Each summer, for more than 30 years, it used to come alive through the Exceptional People’s Olympiad. This was no ordinary event. It was built quite literally by the men inside. Most of the prison population spent months planning and preparing: from laying a running track and repairing the grounds to coordinating with community volunteers. Men served as electricians, sign painters and silkscreen printers. Then, for two days, they became hosts: serving food, acting as team captains, running games and clinics, and partnering with each athlete to support, mentor and be their friend.
Like the men who hosted and worked tirelessly to organize the event, many of the athletes themselves were subject to institutionalization because of their intellectual disabilities.
Through sport, the Exceptional People’s Olympiad brought joy to its participants, celebrating their capacities and abilities. The event also acknowledged the challenges the athletes faced — experiences of stigma, marginalization, isolation and institutionalization — and gave rise to many lifelong positive bonds with the prisoners for whom these realities were all too familiar as well.

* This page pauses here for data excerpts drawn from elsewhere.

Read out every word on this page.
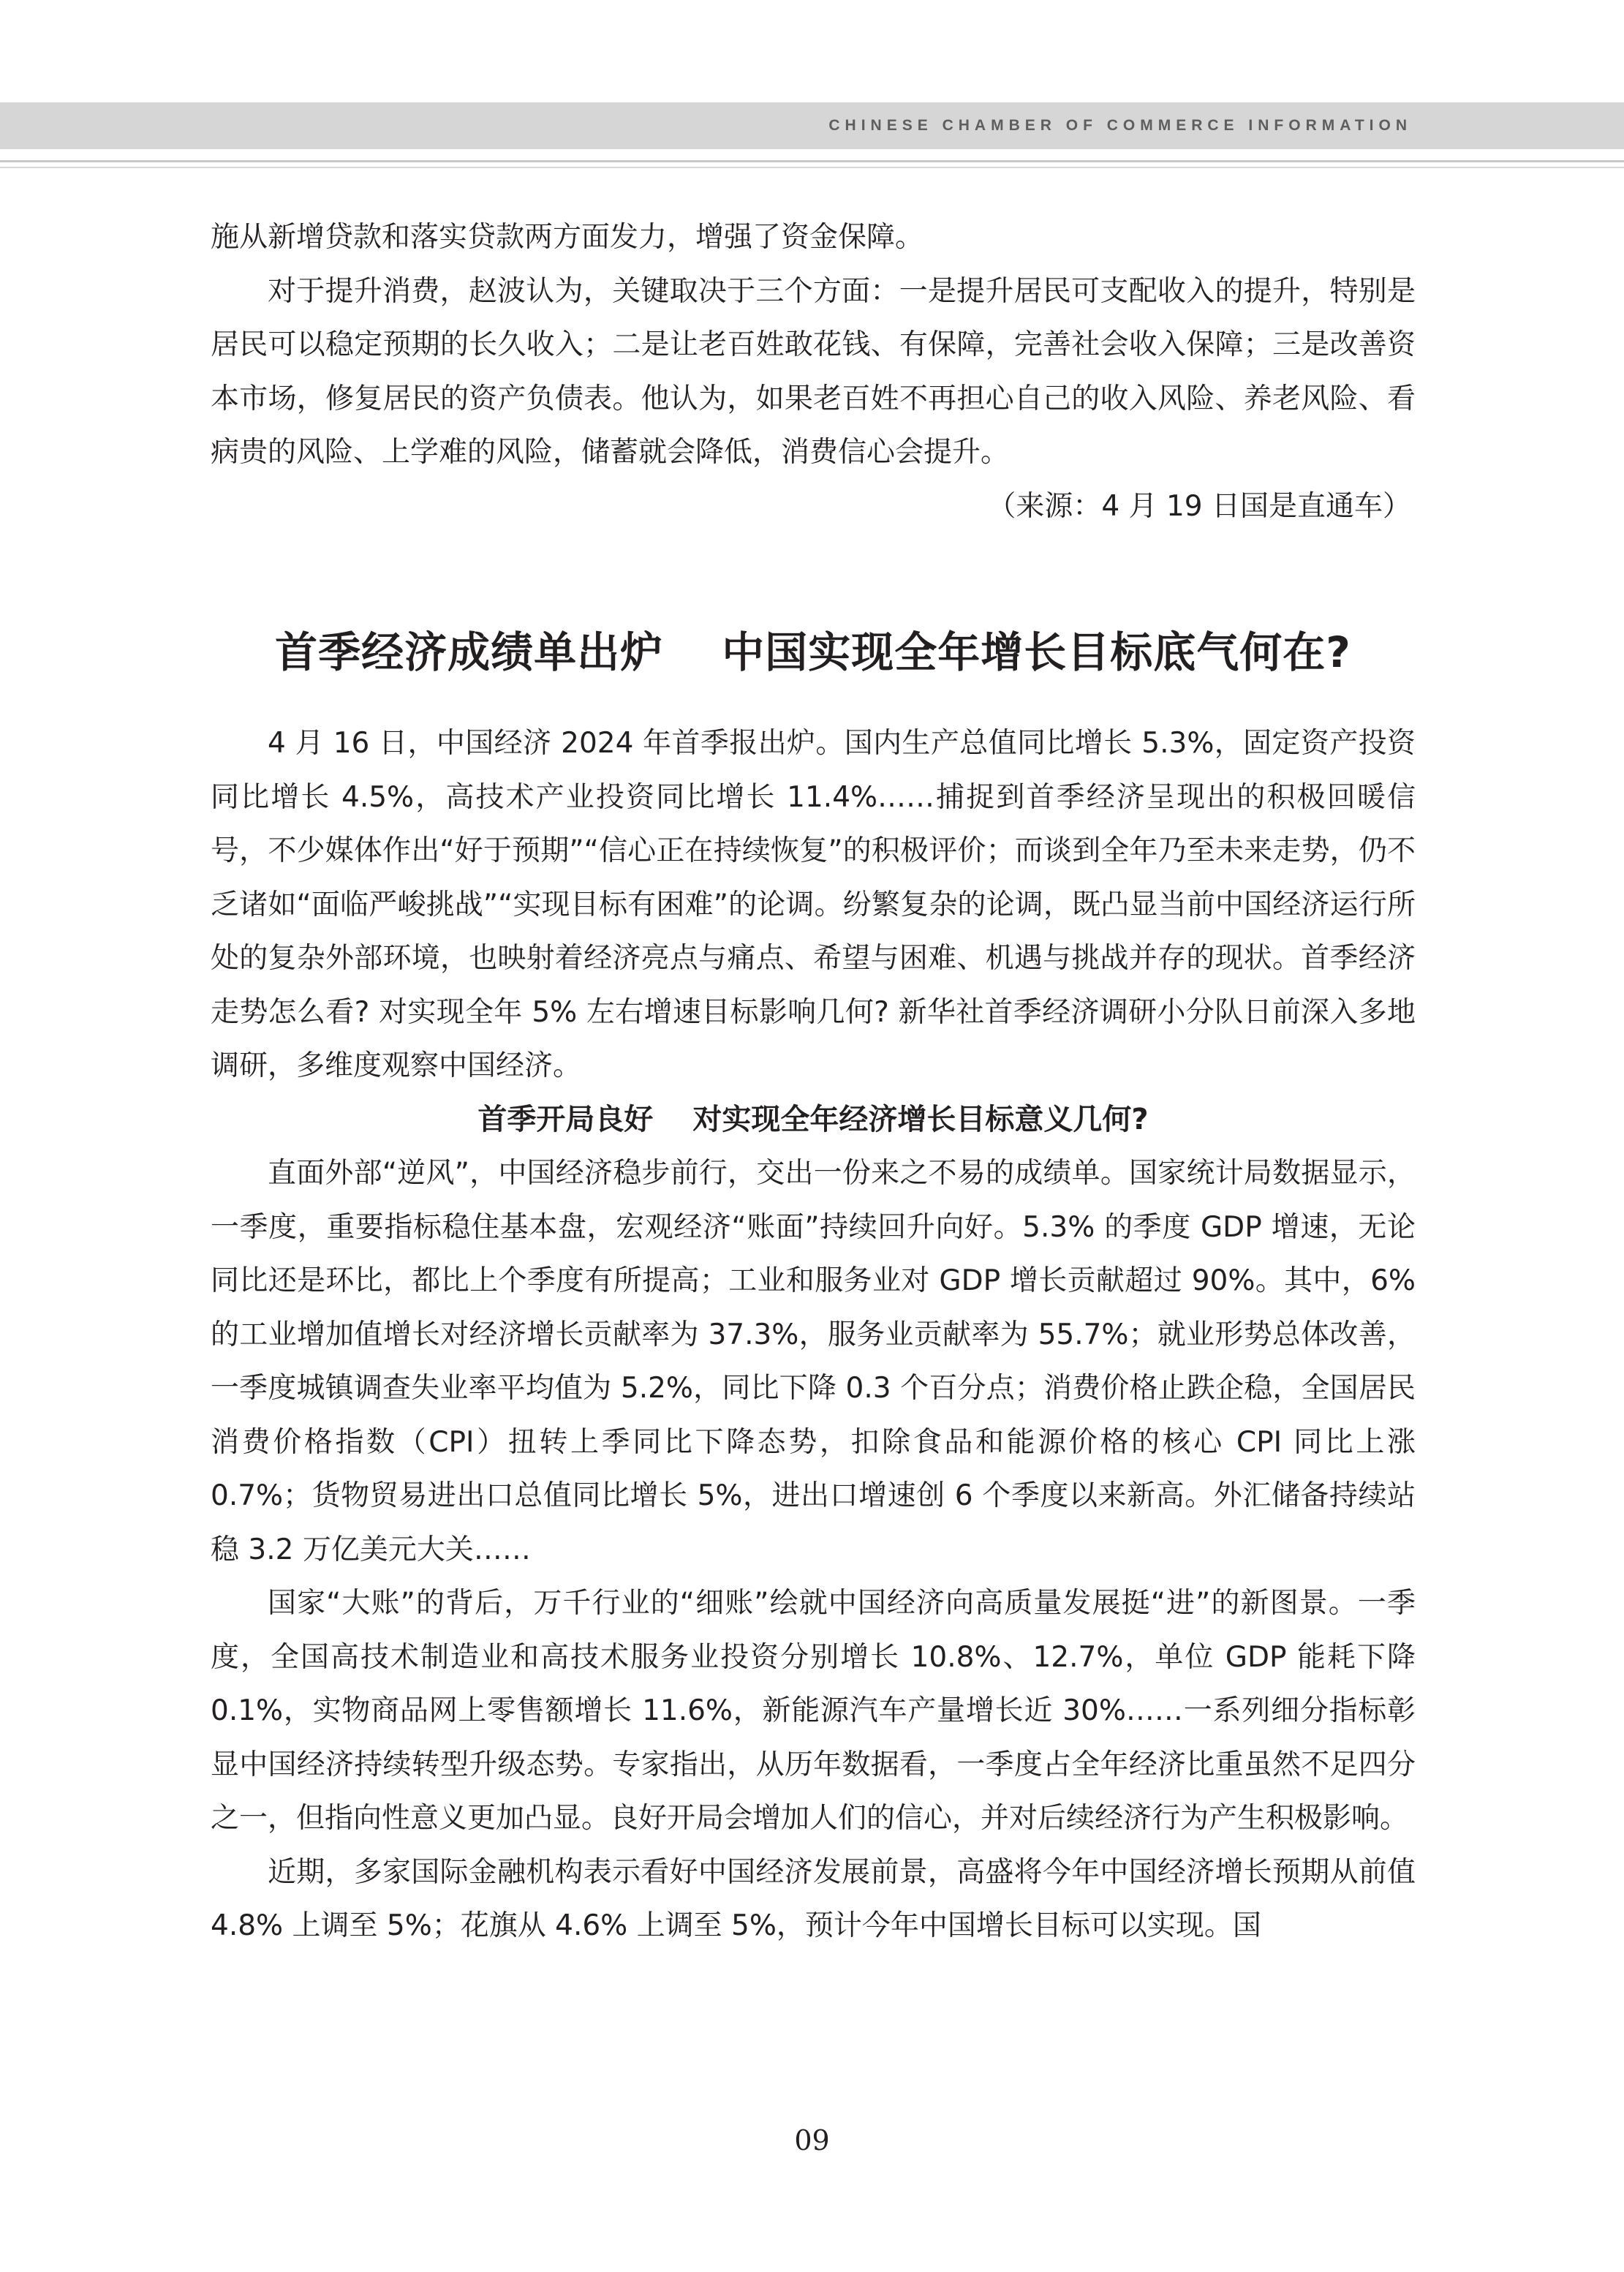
CHINESE CHAMBER OF COMMERCE INFORMATION

施从新增贷款和落实贷款两方面发力，增强了资金保障。

对于提升消费，赵波认为，关键取决于三个方面：一是提升居民可支配收入的提升，特别是居民可以稳定预期的长久收入；二是让老百姓敢花钱、有保障，完善社会收入保障；三是改善资本市场，修复居民的资产负债表。他认为，如果老百姓不再担心自己的收入风险、养老风险、看病贵的风险、上学难的风险，储蓄就会降低，消费信心会提升。

（来源：4 月 19 日国是直通车）

首季经济成绩单出炉　 中国实现全年增长目标底气何在?

4 月 16 日，中国经济 2024 年首季报出炉。国内生产总值同比增长 5.3%，固定资产投资同比增长 4.5%，高技术产业投资同比增长 11.4%……捕捉到首季经济呈现出的积极回暖信号，不少媒体作出“好于预期”“信心正在持续恢复”的积极评价；而谈到全年乃至未来走势，仍不乏诸如“面临严峻挑战”“实现目标有困难”的论调。纷繁复杂的论调，既凸显当前中国经济运行所处的复杂外部环境，也映射着经济亮点与痛点、希望与困难、机遇与挑战并存的现状。首季经济走势怎么看? 对实现全年 5% 左右增速目标影响几何? 新华社首季经济调研小分队日前深入多地调研，多维度观察中国经济。

首季开局良好　 对实现全年经济增长目标意义几何?

直面外部“逆风”，中国经济稳步前行，交出一份来之不易的成绩单。国家统计局数据显示，一季度，重要指标稳住基本盘，宏观经济“账面”持续回升向好。5.3% 的季度 GDP 增速，无论同比还是环比，都比上个季度有所提高；工业和服务业对 GDP 增长贡献超过 90%。其中，6% 的工业增加值增长对经济增长贡献率为 37.3%，服务业贡献率为 55.7%；就业形势总体改善，一季度城镇调查失业率平均值为 5.2%，同比下降 0.3 个百分点；消费价格止跌企稳，全国居民消费价格指数（CPI）扭转上季同比下降态势，扣除食品和能源价格的核心 CPI 同比上涨 0.7%；货物贸易进出口总值同比增长 5%，进出口增速创 6 个季度以来新高。外汇储备持续站稳 3.2 万亿美元大关……

国家“大账”的背后，万千行业的“细账”绘就中国经济向高质量发展挺“进”的新图景。一季度，全国高技术制造业和高技术服务业投资分别增长 10.8%、12.7%，单位 GDP 能耗下降 0.1%，实物商品网上零售额增长 11.6%，新能源汽车产量增长近 30%……一系列细分指标彰显中国经济持续转型升级态势。专家指出，从历年数据看，一季度占全年经济比重虽然不足四分之一，但指向性意义更加凸显。良好开局会增加人们的信心，并对后续经济行为产生积极影响。

近期，多家国际金融机构表示看好中国经济发展前景，高盛将今年中国经济增长预期从前值 4.8% 上调至 5%；花旗从 4.6% 上调至 5%，预计今年中国增长目标可以实现。国

09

One of the recidivist athletes enthusiastically declared, “I look forward to this more than birthdays and Christmas.” The efforts of the men at Collins Bay were recognized by the founder of the Special Olympics movement, Eunice Kennedy Shriver, and in 1979, the founder of the Special Olympics in Canada, Frank Hayden, attended the Olympiad.
Many staff from those days describe longstanding and wide-ranging positive impacts for the prisoners, the Special Olympians, the staff and the community. As one prisoner organizer put it:
This was done so those less fortunate than ourselves could enjoy . . . enthusiastic athletic competition in a climate of fun, joy and camaraderie with those who care what happens to them.

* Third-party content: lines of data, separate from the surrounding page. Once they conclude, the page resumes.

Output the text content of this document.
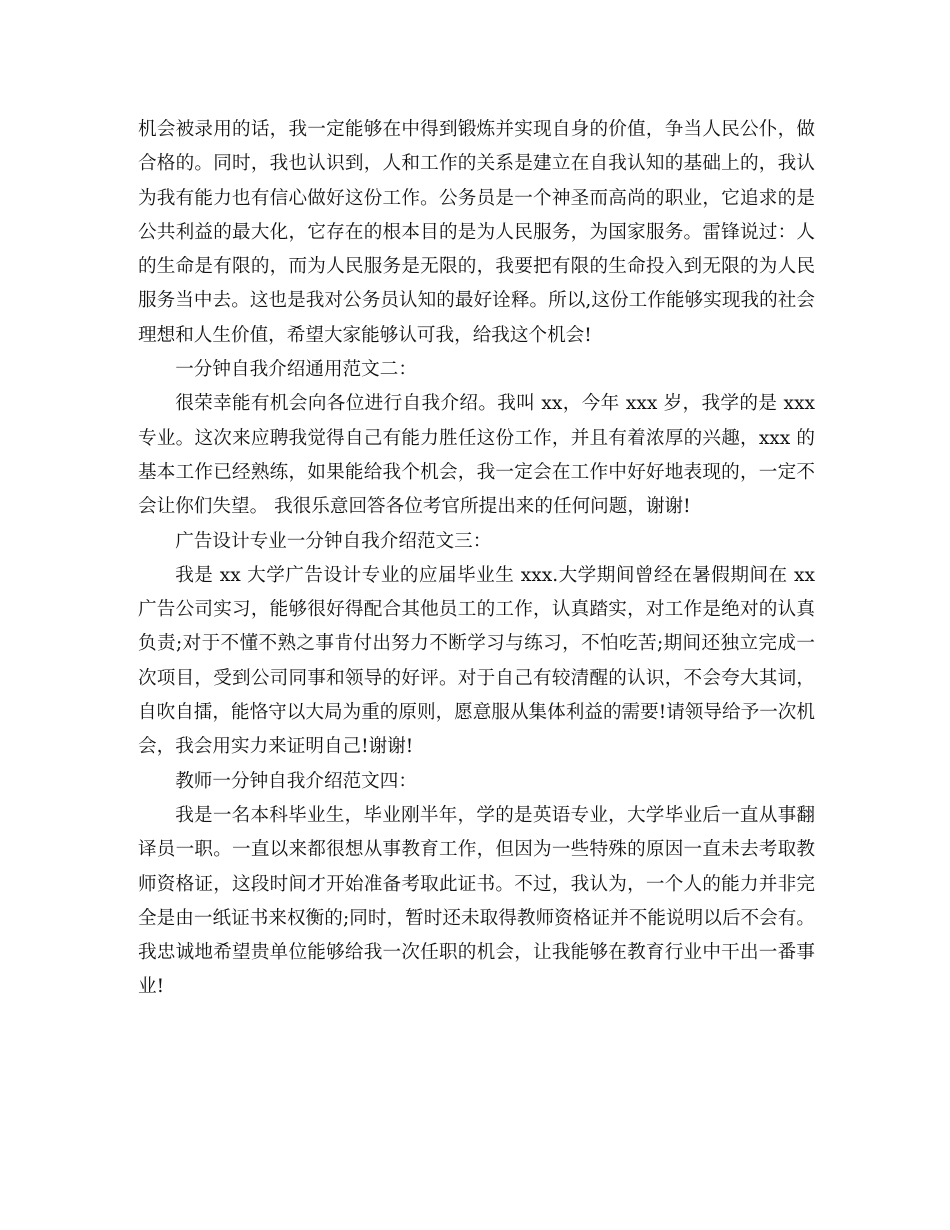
机会被录用的话，我一定能够在中得到锻炼并实现自身的价值，争当人民公仆，做合格的。同时，我也认识到，人和工作的关系是建立在自我认知的基础上的，我认为我有能力也有信心做好这份工作。公务员是一个神圣而高尚的职业，它追求的是公共利益的最大化，它存在的根本目的是为人民服务，为国家服务。雷锋说过：人的生命是有限的，而为人民服务是无限的，我要把有限的生命投入到无限的为人民服务当中去。这也是我对公务员认知的最好诠释。所以,这份工作能够实现我的社会理想和人生价值，希望大家能够认可我，给我这个机会!

一分钟自我介绍通用范文二：

很荣幸能有机会向各位进行自我介绍。我叫 xx，今年 xxx 岁，我学的是 xxx 专业。这次来应聘我觉得自己有能力胜任这份工作，并且有着浓厚的兴趣，xxx 的基本工作已经熟练，如果能给我个机会，我一定会在工作中好好地表现的，一定不会让你们失望。 我很乐意回答各位考官所提出来的任何问题，谢谢!

广告设计专业一分钟自我介绍范文三：

我是 xx 大学广告设计专业的应届毕业生 xxx.大学期间曾经在暑假期间在 xx 广告公司实习，能够很好得配合其他员工的工作，认真踏实，对工作是绝对的认真负责;对于不懂不熟之事肯付出努力不断学习与练习，不怕吃苦;期间还独立完成一次项目，受到公司同事和领导的好评。对于自己有较清醒的认识，不会夸大其词，自吹自擂，能恪守以大局为重的原则，愿意服从集体利益的需要!请领导给予一次机会，我会用实力来证明自己!谢谢!

教师一分钟自我介绍范文四：

我是一名本科毕业生，毕业刚半年，学的是英语专业，大学毕业后一直从事翻译员一职。一直以来都很想从事教育工作，但因为一些特殊的原因一直未去考取教师资格证，这段时间才开始准备考取此证书。不过，我认为，一个人的能力并非完全是由一纸证书来权衡的;同时，暂时还未取得教师资格证并不能说明以后不会有。我忠诚地希望贵单位能够给我一次任职的机会，让我能够在教育行业中干出一番事业!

However, the Olympiad ended, not because it wasn’t working, but because of a ministerial directive to the Correctional Service of Canada, an instruction to stop “positive stories” about prisoners, including highlights of their volunteer, educational, rehabilitation and community contributions and achievements.
In risk-averse prison settings, prisoners can easily become characterized as callous and cruel when they don’t help others, and conniving and manipulative when they do. Responses to crime are too often rooted in fear, driven by rhetoric that divides and dehumanizes rather than by evidence showing that supporting and including people makes us all safer. Experiences like the Exceptional People’s Olympiad remind us that there is another path: one toward healing, integration and a collective building up of communities.
Colleagues, we come back to our Olympian colleagues’ question: How has sport shaped us? Within my first days in this place, a chamber that calls on each of us to work together each day to advance that well-being of all Canadians, my partner, Pam, sat in the gallery and observed that you can often tell, when you hear senators talk, who among them have played team sports. Food for thought.
Literally and metaphorically, let’s challenge and encourage ourselves to revisit what we have learned as we walk, run, wheel, bike, row, skate or ski forward together. Let us carry these lessons with us toward a more active, healthy and hopeful shared community.
Since Senator Cuzner raised it earlier and reminded us of the fabulous inspirational women hockey players, I want to add that tonight is the first Professional Women’s Hockey League, or PWHL, playoff hockey game. At seven o’clock, I hope you will all join me in cheering on the Ottawa Charge. Go, Charge, go!
Thank you, meegwetch, and my apologies to the ears of the translators.